Court documents stated that Superior Court Justice E. Allen Hunter allowed prosecutors to admit two written statements that Larsen III had signed after being interviewed by the Presque Isle Police Department. Redacted versions of the statements were read into the record by the police officer who took the statement. As redacted, the son’s statements did not mention Larsen Jr. by name, but they included a detailed account of how Larsen III and a “person” had taken the building supplies from the club.
Aroostook County District Attorney Todd Collins said Monday that he and Deputy District Attorney Carrie Linthicum contended during the trial that the “person” was Larsen Jr.
Larsen III’s statement explained how he and the person met and drove to the club building site, used a key to enter the building and took building supplies to another site for storage. The state also submitted other evidence, and the jury found Larsen Jr. guilty. He was sentenced to 36 months in prison with all but 18 months suspended on the burglary charge, along with two years of probation. He also was handed a concurrent 18 month sentence on the theft charge and was ordered to pay $11,044 restitution to the club.
During oral arguments, Linthicum cited a supreme court decision in support of its position that the redaction of the statements effectively prevented any constitutional violations. The court rejected this argument and determined that the statements were not admissible against Larsen Jr. pursuant to the Maine Rules of Evidence. The justices also ruled that the redacted testimonial statements of Larsen III could not be admitted because he refused to testify and Larsen Jr. lacked the opportunity for cross examination either at trial or in any earlier proceeding.

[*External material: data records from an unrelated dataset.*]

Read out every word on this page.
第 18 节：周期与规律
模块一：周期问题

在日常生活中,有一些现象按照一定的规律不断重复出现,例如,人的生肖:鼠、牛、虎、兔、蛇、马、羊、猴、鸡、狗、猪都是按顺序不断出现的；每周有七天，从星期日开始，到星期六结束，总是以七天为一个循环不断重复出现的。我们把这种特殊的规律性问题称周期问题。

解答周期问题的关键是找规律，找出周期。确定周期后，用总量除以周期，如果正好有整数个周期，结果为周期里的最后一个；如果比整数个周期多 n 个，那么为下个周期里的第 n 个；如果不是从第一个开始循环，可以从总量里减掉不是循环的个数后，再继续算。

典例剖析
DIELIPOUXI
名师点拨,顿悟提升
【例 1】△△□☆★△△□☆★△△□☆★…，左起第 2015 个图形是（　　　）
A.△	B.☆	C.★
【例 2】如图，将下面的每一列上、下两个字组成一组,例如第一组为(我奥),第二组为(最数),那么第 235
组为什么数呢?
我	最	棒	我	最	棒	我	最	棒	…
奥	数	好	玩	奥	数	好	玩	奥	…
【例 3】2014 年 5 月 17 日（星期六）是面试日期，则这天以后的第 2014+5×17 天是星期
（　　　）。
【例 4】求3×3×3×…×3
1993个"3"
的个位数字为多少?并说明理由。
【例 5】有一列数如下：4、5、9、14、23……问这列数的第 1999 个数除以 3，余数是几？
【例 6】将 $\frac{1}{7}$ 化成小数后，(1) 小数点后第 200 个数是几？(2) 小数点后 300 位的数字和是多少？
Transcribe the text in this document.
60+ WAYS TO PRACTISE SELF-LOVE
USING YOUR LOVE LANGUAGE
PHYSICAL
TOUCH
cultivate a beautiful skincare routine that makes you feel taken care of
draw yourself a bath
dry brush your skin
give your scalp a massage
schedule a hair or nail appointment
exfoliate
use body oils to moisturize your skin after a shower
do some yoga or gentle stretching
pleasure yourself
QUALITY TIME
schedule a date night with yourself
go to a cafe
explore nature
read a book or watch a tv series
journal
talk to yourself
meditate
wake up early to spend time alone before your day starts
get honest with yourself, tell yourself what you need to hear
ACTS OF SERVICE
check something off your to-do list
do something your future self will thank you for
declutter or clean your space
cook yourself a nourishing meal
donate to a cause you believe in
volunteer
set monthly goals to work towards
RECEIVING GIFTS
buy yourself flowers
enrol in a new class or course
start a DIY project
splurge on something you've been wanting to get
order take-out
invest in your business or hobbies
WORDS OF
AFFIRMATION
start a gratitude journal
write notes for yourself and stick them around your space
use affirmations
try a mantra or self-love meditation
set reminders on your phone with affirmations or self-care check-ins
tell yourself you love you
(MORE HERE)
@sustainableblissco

Tammy Ham-Thompson of Gardiner, Larsen Jr.’s attorney, said that her client was pleased by the decision. Larsen Jr. served his sentence and now lives in Waterville. She said that she and her client were waiting to see if he would be tried again.
Collins said Monday that the the quality of the state’s case against Larsen Jr. was good, and that they were leaning toward trying Larsen Jr. again.
Linthicum said Monday that Larsen III was convicted in May 2012 of burglary and theft charges connected to the case. He was sentenced to four years in prison with all but one year suspended, along with two years of probation. The sentence will be served concurrent to time he was ordered to serve on an unrelated case.
Attorneys involved in the case said they did not want to answer additional questions concerning possible litigation or a retrial at this time.